|HUANG, J - South China Agricultural University|
|DAI, Z - South China Agricultural University|
|ZHENG, Z - South China Agricultural University|
|SILVIA, P.A. - Fundecitrus - Brazil|
|KUMAGAI, L - California Department Of Food And Agriculture|
|DENG, X - South China Agricultural University|
Submitted to: American Phytopathological Society Abstracts
Publication Type: Abstract Only
Publication Acceptance Date: 8/3/2020
Publication Date: 12/30/2020
Citation: Huang, J., Dai, Z., Zheng, Z., Silvia, P., Kumagai, L., Chen, J., Deng, X. 2020. Metagenomic analyses of ACP and citrus samples infected with “Candidatus Liberibacter asiaticus” in California. American Phytopathological Society Meeting. 125:S2.53. https://apsjournals.apsnet.org/doi/epdf/10.1094/PHYTO-110-12-S2.1.

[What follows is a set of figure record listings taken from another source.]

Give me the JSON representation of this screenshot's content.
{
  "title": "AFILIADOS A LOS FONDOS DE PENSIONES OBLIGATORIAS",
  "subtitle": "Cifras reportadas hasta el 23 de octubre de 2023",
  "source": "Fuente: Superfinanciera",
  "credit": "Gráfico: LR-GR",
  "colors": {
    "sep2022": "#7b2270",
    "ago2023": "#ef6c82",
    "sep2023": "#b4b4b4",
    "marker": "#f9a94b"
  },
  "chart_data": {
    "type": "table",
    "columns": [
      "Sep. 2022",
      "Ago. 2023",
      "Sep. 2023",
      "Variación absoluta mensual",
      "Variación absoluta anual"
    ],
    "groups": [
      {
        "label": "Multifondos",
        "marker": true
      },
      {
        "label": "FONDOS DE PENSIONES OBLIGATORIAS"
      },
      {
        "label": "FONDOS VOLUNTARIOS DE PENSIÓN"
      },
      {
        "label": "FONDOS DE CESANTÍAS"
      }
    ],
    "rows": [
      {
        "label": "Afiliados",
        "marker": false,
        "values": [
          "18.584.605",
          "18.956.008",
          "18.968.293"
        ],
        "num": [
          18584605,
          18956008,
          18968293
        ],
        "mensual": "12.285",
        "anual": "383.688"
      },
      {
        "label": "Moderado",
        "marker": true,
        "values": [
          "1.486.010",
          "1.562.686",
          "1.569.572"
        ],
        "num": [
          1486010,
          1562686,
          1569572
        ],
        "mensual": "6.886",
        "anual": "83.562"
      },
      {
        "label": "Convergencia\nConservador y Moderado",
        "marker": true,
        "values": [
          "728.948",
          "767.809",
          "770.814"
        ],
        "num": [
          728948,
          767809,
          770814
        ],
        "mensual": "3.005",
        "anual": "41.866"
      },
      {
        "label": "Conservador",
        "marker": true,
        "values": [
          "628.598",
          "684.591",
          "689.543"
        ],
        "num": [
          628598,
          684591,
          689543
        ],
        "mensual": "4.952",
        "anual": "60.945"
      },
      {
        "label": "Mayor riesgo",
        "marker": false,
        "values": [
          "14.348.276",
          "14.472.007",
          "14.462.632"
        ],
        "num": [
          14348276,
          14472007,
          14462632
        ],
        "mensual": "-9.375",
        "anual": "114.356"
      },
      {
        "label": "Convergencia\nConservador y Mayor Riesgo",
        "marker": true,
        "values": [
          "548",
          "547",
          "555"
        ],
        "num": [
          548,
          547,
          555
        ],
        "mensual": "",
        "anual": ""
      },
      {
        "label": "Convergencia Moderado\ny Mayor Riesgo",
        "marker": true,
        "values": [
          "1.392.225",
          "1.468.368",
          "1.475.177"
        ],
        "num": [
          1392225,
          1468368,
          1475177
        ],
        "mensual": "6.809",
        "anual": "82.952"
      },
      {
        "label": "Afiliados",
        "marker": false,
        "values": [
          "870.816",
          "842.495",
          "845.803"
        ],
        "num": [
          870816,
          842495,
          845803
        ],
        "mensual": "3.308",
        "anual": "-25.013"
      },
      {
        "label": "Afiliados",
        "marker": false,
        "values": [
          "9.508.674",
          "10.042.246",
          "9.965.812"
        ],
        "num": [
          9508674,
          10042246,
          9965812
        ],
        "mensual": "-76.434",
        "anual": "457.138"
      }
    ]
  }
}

Technical Abstract: Huanglongbing (HLB) is a highly destructive disease in citrus production. The disease is associated with an unculturable proteobacterium “Candidatus Liberibacter asiaticus” (CLas), transmitted by Asian citrus psyllid (ACP, Diaphorina citri). HLB was first discovered in Southern California in 2012. Since then, the disease has been found in multiple locations. Understanding the microbiome associated with HLB has important impact for disease management. In this study, citrus and ACP CLas samples recently collected from County of San Bernardino were analyzed. A metagenomics pipeline was developed that included DNA extraction, a next-generation-sequencing (NGS) Illumina NextSeq format, and bacterial sequence grouping using a metagenomic tool (Kaiju) along with appropriate validation. In addition to CLas, sequence groups of Bradyrhizobium, Burkholderia, Mesorhizobium, Paraburkholderia, and Pseudomonas were found in both the citrus and ACP samples. Some groups had relatively high abundance. Draft genome sequences of the ACP and citrus CLas strains were obtained. Based on terL locus, the two CLas strains were in the Asiatic group with Type 1 prophages, i.e. PGT-1 group. In the sequence groups of Bradyrhizobium and Mesorhizobium, sequences highly similar to the 16S rRNA gene of CLas were detected. These sequences could potentially impact the accuracy of CLas detection using 16S rRNA gene-based PCR. Characterization of Burkholderia, Paraburkholderia and Pseudomonas groups are currently underway.